In structural engineering and solid mechanics, the word shakedown became
synonymous of elastic adaptation in the presence of variable loadings,
a safe stabilized phenomenon, often due to some limited plastic deformation
(or equivalently, due to the residual stress distribution associated
to inelastic strains).
Concerning the failure analysis of ductile structures, the terms: alternating
plasticity and incremental collapse, besides plastic collapse, are widely
used to identify failure modes under variable loadings. A structure
undergoes alternating plasticity, when the fluctuating loading program
produces some plastic deformation in each cycle althoughthe net plastic
deformation per cycle is zero. This induces failure due to low cycle
fatigue. Likewise, the structure fails by incremental collapse when
plastic deformations accumulates in the form of a compatible strain
distribution that leads to excessive inelastic deformation.

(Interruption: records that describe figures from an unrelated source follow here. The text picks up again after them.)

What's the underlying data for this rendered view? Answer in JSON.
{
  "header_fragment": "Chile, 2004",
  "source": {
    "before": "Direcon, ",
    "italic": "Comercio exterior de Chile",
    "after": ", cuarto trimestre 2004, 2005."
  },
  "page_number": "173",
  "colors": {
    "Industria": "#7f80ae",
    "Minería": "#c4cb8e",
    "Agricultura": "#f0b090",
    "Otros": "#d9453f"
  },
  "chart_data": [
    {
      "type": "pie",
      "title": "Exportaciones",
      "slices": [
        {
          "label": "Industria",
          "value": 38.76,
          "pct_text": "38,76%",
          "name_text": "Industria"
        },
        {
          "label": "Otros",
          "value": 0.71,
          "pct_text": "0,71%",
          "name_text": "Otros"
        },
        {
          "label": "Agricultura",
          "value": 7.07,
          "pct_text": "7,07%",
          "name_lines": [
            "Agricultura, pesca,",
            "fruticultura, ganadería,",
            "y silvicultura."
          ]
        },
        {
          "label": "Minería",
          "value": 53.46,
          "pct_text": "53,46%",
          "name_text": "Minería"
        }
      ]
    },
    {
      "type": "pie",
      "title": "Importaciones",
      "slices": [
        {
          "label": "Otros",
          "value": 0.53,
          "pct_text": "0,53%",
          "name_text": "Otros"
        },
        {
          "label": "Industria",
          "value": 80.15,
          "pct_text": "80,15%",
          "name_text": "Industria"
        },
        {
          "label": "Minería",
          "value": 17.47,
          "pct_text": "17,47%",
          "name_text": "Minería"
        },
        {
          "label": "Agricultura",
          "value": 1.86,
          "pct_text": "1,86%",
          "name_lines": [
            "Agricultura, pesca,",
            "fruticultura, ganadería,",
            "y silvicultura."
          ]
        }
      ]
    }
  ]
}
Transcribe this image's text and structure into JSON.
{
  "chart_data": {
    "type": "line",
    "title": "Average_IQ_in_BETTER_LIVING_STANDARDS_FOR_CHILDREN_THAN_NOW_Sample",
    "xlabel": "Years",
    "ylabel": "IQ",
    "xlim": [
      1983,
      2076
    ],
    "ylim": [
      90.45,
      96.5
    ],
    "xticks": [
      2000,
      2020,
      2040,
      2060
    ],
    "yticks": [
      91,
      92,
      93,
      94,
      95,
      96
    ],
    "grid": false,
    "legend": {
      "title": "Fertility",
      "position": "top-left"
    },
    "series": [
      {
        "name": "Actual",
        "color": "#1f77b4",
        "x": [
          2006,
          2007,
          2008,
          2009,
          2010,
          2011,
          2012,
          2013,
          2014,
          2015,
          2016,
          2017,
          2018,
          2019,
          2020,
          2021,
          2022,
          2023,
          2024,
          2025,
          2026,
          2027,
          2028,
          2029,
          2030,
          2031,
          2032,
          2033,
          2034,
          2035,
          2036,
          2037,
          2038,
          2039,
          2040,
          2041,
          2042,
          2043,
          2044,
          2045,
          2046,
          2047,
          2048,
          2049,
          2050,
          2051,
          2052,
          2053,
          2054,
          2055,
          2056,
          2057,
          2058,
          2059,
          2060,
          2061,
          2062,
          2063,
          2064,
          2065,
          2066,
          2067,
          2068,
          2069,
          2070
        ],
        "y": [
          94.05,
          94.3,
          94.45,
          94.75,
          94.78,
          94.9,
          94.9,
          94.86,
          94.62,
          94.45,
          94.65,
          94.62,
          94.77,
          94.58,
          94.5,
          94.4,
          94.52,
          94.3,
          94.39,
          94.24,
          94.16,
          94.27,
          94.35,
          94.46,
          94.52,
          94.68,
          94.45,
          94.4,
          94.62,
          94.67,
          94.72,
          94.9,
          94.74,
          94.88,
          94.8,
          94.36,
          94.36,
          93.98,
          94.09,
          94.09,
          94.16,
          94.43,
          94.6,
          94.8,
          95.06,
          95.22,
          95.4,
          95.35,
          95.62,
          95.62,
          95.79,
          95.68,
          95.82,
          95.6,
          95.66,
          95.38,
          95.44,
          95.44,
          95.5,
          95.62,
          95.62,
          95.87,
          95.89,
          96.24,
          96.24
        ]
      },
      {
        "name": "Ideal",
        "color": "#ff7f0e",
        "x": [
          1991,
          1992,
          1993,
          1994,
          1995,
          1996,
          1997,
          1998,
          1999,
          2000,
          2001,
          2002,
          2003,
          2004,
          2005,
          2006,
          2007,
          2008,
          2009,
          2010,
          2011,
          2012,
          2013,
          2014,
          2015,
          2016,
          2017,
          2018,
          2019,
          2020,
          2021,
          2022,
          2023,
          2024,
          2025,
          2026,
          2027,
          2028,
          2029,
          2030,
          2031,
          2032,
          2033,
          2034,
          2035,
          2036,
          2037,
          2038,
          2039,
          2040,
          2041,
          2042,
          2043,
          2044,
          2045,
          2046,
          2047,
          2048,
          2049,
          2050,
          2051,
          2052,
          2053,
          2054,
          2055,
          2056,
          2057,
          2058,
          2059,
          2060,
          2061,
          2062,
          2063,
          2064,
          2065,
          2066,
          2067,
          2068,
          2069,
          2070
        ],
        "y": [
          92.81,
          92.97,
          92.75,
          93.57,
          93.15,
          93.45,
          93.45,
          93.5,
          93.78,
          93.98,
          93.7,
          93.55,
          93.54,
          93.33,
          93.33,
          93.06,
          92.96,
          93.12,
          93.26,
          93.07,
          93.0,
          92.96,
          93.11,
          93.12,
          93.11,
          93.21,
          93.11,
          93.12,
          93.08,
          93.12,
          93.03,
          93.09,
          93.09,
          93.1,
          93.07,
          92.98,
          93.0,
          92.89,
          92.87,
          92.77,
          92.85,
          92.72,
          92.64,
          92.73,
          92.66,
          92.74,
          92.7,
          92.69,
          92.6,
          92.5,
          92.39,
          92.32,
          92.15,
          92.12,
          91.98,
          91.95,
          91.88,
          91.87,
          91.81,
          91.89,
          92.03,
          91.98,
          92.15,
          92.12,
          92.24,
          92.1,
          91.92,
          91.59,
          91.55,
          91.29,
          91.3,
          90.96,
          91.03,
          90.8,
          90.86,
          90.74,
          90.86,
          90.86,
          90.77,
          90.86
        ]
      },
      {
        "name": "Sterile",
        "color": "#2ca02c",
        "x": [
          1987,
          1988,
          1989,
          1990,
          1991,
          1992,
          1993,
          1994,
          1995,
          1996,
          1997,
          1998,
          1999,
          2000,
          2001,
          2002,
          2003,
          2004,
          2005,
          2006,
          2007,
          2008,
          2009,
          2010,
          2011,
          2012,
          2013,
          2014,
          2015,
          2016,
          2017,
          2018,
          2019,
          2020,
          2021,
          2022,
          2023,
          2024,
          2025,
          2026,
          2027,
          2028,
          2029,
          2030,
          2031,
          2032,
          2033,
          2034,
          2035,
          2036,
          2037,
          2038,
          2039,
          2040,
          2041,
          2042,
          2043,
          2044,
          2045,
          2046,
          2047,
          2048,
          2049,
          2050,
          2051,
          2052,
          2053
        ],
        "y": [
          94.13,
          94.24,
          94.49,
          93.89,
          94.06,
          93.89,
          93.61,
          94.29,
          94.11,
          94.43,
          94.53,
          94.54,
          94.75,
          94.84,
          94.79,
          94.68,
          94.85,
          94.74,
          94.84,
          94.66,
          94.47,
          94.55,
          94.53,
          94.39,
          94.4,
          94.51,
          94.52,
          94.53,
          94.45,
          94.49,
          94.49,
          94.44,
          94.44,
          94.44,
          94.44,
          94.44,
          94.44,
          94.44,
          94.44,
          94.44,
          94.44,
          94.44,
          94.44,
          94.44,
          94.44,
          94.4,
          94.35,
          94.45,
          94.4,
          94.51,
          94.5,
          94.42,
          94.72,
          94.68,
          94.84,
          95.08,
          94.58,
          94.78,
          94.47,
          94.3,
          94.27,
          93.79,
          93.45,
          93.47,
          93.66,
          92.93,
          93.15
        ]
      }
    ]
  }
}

Shakedown analysis allows working under the realistic assumption that
only the range of variable loadings is known, unlike the usual prescription
of a particular loading history. That is, we deal in this paper with
direct methods that are based solely in the knowledge of a range of
load variations (or a reference loading, in limit analysis).
We briefly present the derivation of statical, kinematical and mixed
variational principles of the shakedown theory by means of the basic
techniques of convex analysis. Numerical procedures suitable to solve
the shakedown analysis problem are also discussed in the framework of
mathematical programming techniques combined with common procedures
in the field of finite element methods. Aplications of shakedown analysis
for the safety assessment of structures are then reported. Finally,
we present a model for high-cycle fatigue based on the phenomenological
description of infinite life endurance as an elastic accommodation process
produced at the scale of the representative volume of the material.